DOCX to TXT conversion throws java.lang.StringIndexOutOfBoundsException

Sathiya22 · November 9, 2020, 1:16pm

Could anyone explain how to get text from .docx files with same indentations in .docx input file?
I tried using TxtSaveOption to preserve the table layout. But i get the following error.

Document document = new Document(fis);
TxtSaveOptions options = new TxtSaveOptions();
options.setSaveFormat(SaveFormat.TEXT);
options.setPreserveTableLayout(true);

                document.save(parentFolder.getPath() + "/" + fileName + ".txt",options );

java.lang.StringIndexOutOfBoundsException: String index out of range: -7
at java.lang.String.substring(String.java:1967)
at com.aspose.words.zzZE3.zzJu(Unknown Source)
at com.aspose.words.zzZE3.appendText(Unknown Source)
at com.aspose.words.zzZE1.appendText(Unknown Source)
at com.aspose.words.zzZE1.visitRun(Unknown Source)
at com.aspose.words.Run.accept(Unknown Source)
at com.aspose.words.CompositeNode.acceptChildren(Unknown Source)
at com.aspose.words.CompositeNode.acceptCore(Unknown Source)
at com.aspose.words.Paragraph.accept(Unknown Source)
at com.aspose.words.CompositeNode.acceptChildren(Unknown Source)
at com.aspose.words.CompositeNode.acceptCore(Unknown Source)
at com.aspose.words.Cell.accept(Unknown Source)
at com.aspose.words.CompositeNode.acceptChildren(Unknown Source)
at com.aspose.words.CompositeNode.acceptCore(Unknown Source)
at com.aspose.words.Row.accept(Unknown Source)
at com.aspose.words.CompositeNode.acceptChildren(Unknown Source)
at com.aspose.words.CompositeNode.acceptCore(Unknown Source)
at com.aspose.words.Table.accept(Unknown Source)
at com.aspose.words.CompositeNode.acceptChildren(Unknown Source)
at com.aspose.words.CompositeNode.acceptCore(Unknown Source)
at com.aspose.words.Body.accept(Unknown Source)
at com.aspose.words.zzZE1.zzZ(Unknown Source)
at com.aspose.words.zzZE1.zzY(Unknown Source)
at com.aspose.words.zzZE1.zzZ(Unknown Source)
at com.aspose.words.Document.zzZ(Unknown Source)
at com.aspose.words.Document.save(Unknown Source)
at asposePackage.AsposeExtractor.listoffolders(AsposeExtractor.java:75)
at asposePackage.AsposeExtractor.main(AsposeExtractor.java:33)

tahir.manzoor · November 9, 2020, 6:51pm

@Sathiya22

Could you please ZIP and attach your input Word document here for testing? We will investigate the issue and provide you more information on it.

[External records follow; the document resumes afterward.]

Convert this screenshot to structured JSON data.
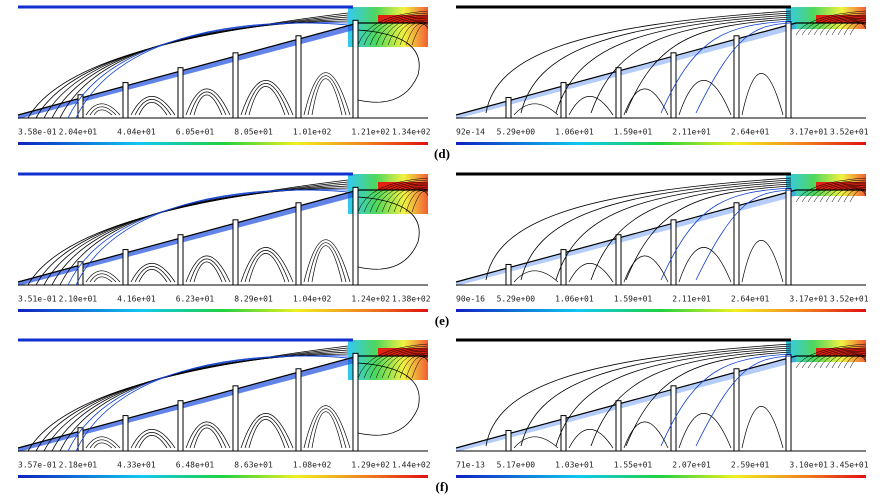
{
  "figures": [
    {
      "caption": "(d)",
      "left": {
        "labels": [
          "3.58e-01",
          "2.04e+01",
          "4.04e+01",
          "6.05e+01",
          "8.05e+01",
          "1.01e+02",
          "1.21e+02",
          "1.34e+02"
        ]
      },
      "right": {
        "labels": [
          "92e-14",
          "5.29e+00",
          "1.06e+01",
          "1.59e+01",
          "2.11e+01",
          "2.64e+01",
          "3.17e+01",
          "3.52e+01"
        ]
      }
    },
    {
      "caption": "(e)",
      "left": {
        "labels": [
          "3.51e-01",
          "2.10e+01",
          "4.16e+01",
          "6.23e+01",
          "8.29e+01",
          "1.04e+02",
          "1.24e+02",
          "1.38e+02"
        ]
      },
      "right": {
        "labels": [
          "90e-16",
          "5.29e+00",
          "1.06e+01",
          "1.59e+01",
          "2.11e+01",
          "2.64e+01",
          "3.17e+01",
          "3.52e+01"
        ]
      }
    },
    {
      "caption": "(f)",
      "left": {
        "labels": [
          "3.57e-01",
          "2.18e+01",
          "4.33e+01",
          "6.48e+01",
          "8.63e+01",
          "1.08e+02",
          "1.29e+02",
          "1.44e+02"
        ]
      },
      "right": {
        "labels": [
          "71e-13",
          "5.17e+00",
          "1.03e+01",
          "1.55e+01",
          "2.07e+01",
          "2.59e+01",
          "3.10e+01",
          "3.45e+01"
        ]
      }
    }
  ]
}
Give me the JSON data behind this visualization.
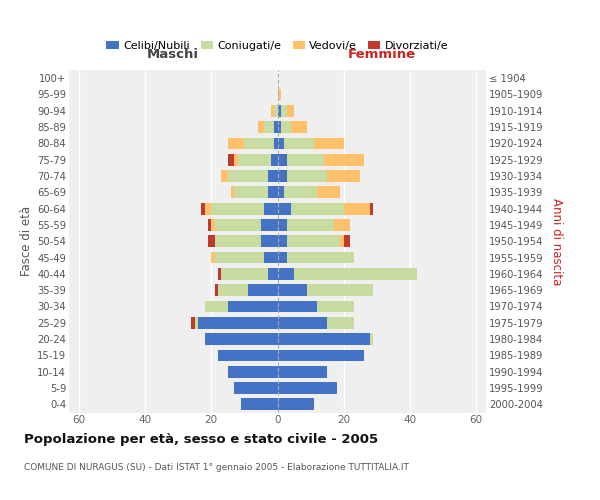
{
  "age_groups_bottom_to_top": [
    "0-4",
    "5-9",
    "10-14",
    "15-19",
    "20-24",
    "25-29",
    "30-34",
    "35-39",
    "40-44",
    "45-49",
    "50-54",
    "55-59",
    "60-64",
    "65-69",
    "70-74",
    "75-79",
    "80-84",
    "85-89",
    "90-94",
    "95-99",
    "100+"
  ],
  "birth_years_bottom_to_top": [
    "2000-2004",
    "1995-1999",
    "1990-1994",
    "1985-1989",
    "1980-1984",
    "1975-1979",
    "1970-1974",
    "1965-1969",
    "1960-1964",
    "1955-1959",
    "1950-1954",
    "1945-1949",
    "1940-1944",
    "1935-1939",
    "1930-1934",
    "1925-1929",
    "1920-1924",
    "1915-1919",
    "1910-1914",
    "1905-1909",
    "≤ 1904"
  ],
  "male_celibe": [
    11,
    13,
    15,
    18,
    22,
    24,
    15,
    9,
    3,
    4,
    5,
    5,
    4,
    3,
    3,
    2,
    1,
    1,
    0,
    0,
    0
  ],
  "male_coniugato": [
    0,
    0,
    0,
    0,
    0,
    1,
    7,
    9,
    14,
    15,
    14,
    14,
    16,
    10,
    12,
    10,
    9,
    3,
    1,
    0,
    0
  ],
  "male_vedovo": [
    0,
    0,
    0,
    0,
    0,
    0,
    0,
    0,
    0,
    1,
    0,
    1,
    2,
    1,
    2,
    1,
    5,
    2,
    1,
    0,
    0
  ],
  "male_divorziato": [
    0,
    0,
    0,
    0,
    0,
    1,
    0,
    1,
    1,
    0,
    2,
    1,
    1,
    0,
    0,
    2,
    0,
    0,
    0,
    0,
    0
  ],
  "female_celibe": [
    11,
    18,
    15,
    26,
    28,
    15,
    12,
    9,
    5,
    3,
    3,
    3,
    4,
    2,
    3,
    3,
    2,
    1,
    1,
    0,
    0
  ],
  "female_coniugato": [
    0,
    0,
    0,
    0,
    1,
    8,
    11,
    20,
    37,
    20,
    16,
    14,
    16,
    10,
    12,
    11,
    9,
    3,
    2,
    0,
    0
  ],
  "female_vedovo": [
    0,
    0,
    0,
    0,
    0,
    0,
    0,
    0,
    0,
    0,
    1,
    5,
    8,
    7,
    10,
    12,
    9,
    5,
    2,
    1,
    0
  ],
  "female_divorziata": [
    0,
    0,
    0,
    0,
    0,
    0,
    0,
    0,
    0,
    0,
    2,
    0,
    1,
    0,
    0,
    0,
    0,
    0,
    0,
    0,
    0
  ],
  "colors": {
    "celibe": "#4472C4",
    "coniugato": "#c8dba0",
    "vedovo": "#ffc06a",
    "divorziato": "#c0392b"
  },
  "title": "Popolazione per età, sesso e stato civile - 2005",
  "subtitle": "COMUNE DI NURAGUS (SU) - Dati ISTAT 1° gennaio 2005 - Elaborazione TUTTITALIA.IT",
  "label_maschi": "Maschi",
  "label_femmine": "Femmine",
  "ylabel_left": "Fasce di età",
  "ylabel_right": "Anni di nascita",
  "xlim": 63,
  "xticks": [
    -60,
    -40,
    -20,
    0,
    20,
    40,
    60
  ],
  "legend_labels": [
    "Celibi/Nubili",
    "Coniugati/e",
    "Vedovi/e",
    "Divorziati/e"
  ],
  "bg_color": "#efefef",
  "maschi_color": "#444444",
  "femmine_color": "#cc2222"
}
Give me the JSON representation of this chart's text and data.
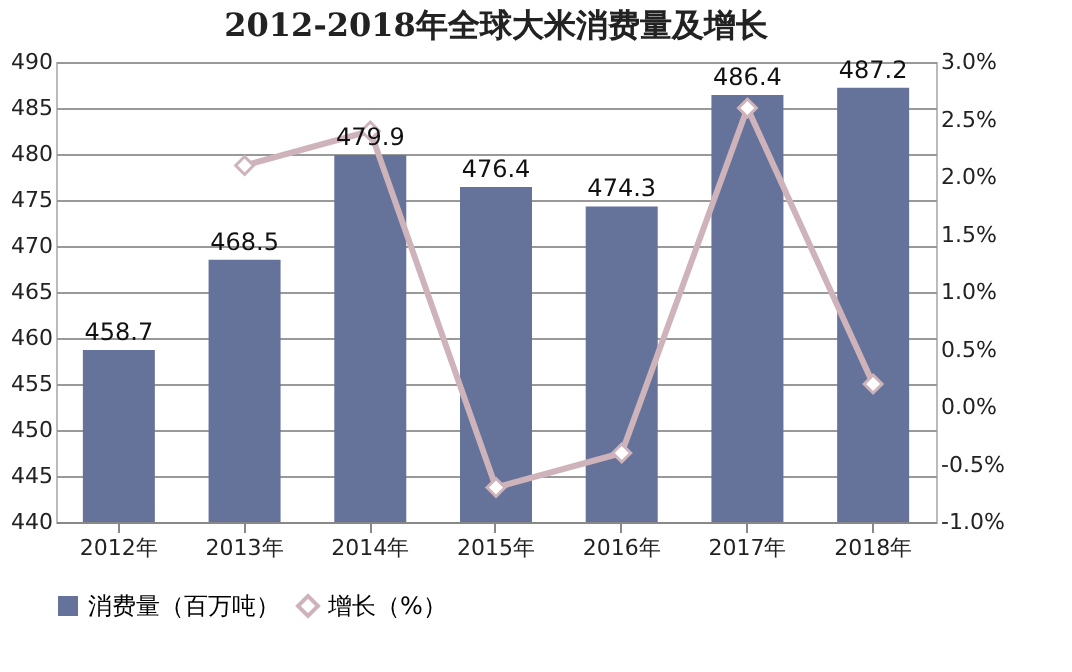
{
  "chart_data": {
    "type": "bar",
    "title": "2012-2018年全球大米消费量及增长",
    "categories": [
      "2012年",
      "2013年",
      "2014年",
      "2015年",
      "2016年",
      "2017年",
      "2018年"
    ],
    "series": [
      {
        "name": "消费量（百万吨）",
        "color": "#65739b",
        "values": [
          458.7,
          468.5,
          479.9,
          476.4,
          474.3,
          486.4,
          487.2
        ],
        "value_labels": [
          "458.7",
          "468.5",
          "479.9",
          "476.4",
          "474.3",
          "486.4",
          "487.2"
        ]
      },
      {
        "name": "增长（%）",
        "type": "line",
        "axis": "y2",
        "color": "#cfb3bb",
        "marker": "diamond",
        "values": [
          null,
          2.1,
          2.4,
          -0.7,
          -0.4,
          2.6,
          0.2
        ]
      }
    ],
    "ylim": [
      440,
      490
    ],
    "yticks": [
      440,
      445,
      450,
      455,
      460,
      465,
      470,
      475,
      480,
      485,
      490
    ],
    "y2lim": [
      -1.0,
      3.0
    ],
    "y2ticks": [
      {
        "value": -1.0,
        "label": "-1.0%"
      },
      {
        "value": -0.5,
        "label": "-0.5%"
      },
      {
        "value": 0,
        "label": "0.0%"
      },
      {
        "value": 0.5,
        "label": "0.5%"
      },
      {
        "value": 1.0,
        "label": "1.0%"
      },
      {
        "value": 1.5,
        "label": "1.5%"
      },
      {
        "value": 2.0,
        "label": "2.0%"
      },
      {
        "value": 2.5,
        "label": "2.5%"
      },
      {
        "value": 3.0,
        "label": "3.0%"
      }
    ],
    "grid": "y",
    "legend": "bottom"
  }
}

Sathiya22 · November 11, 2020, 6:55am

checkFile.docx.zip (10.4 KB)

tahir.manzoor · November 11, 2020, 2:25pm

@Sathiya22

We have tested the scenario and have managed to reproduce the same issue at our side. For the sake of correction, we have logged this problem in our issue tracking system as WORDSNET-21385. You will be notified via this forum thread once this issue is resolved.

We apologize for your inconvenience.

Sathiya22 · November 16, 2020, 5:44am

This error also occurs when extracting text from some html files.

tahir.manzoor · November 16, 2020, 7:57am

@Sathiya22

Please ZIP and attach the document for which you are facing issue along with code example that you are using to extract the text. We will investigate this issue and provide you more information on it.

Sathiya22 · November 19, 2020, 3:34pm

I assume that table heading with multiple line causes the error.
Can you let me know if the issue has been solved please.

tahir.manzoor · November 19, 2020, 3:42pm

@Sathiya22

Yes, this issue has been resolved and its fix will be available in the next version of Aspose.Words i.e. 20.12. We will inform you via this forum thread once it is available. Hopefully, it will be available at the start of next month (December 2020).

Sathiya22 · November 19, 2020, 3:44pm

Thank you for your information

aspose.notifier · December 10, 2020, 8:38am

The issues you have found earlier have been fixed in this Aspose.Words for .NET 20.12 update and this Aspose.Words for Java 20.12 update.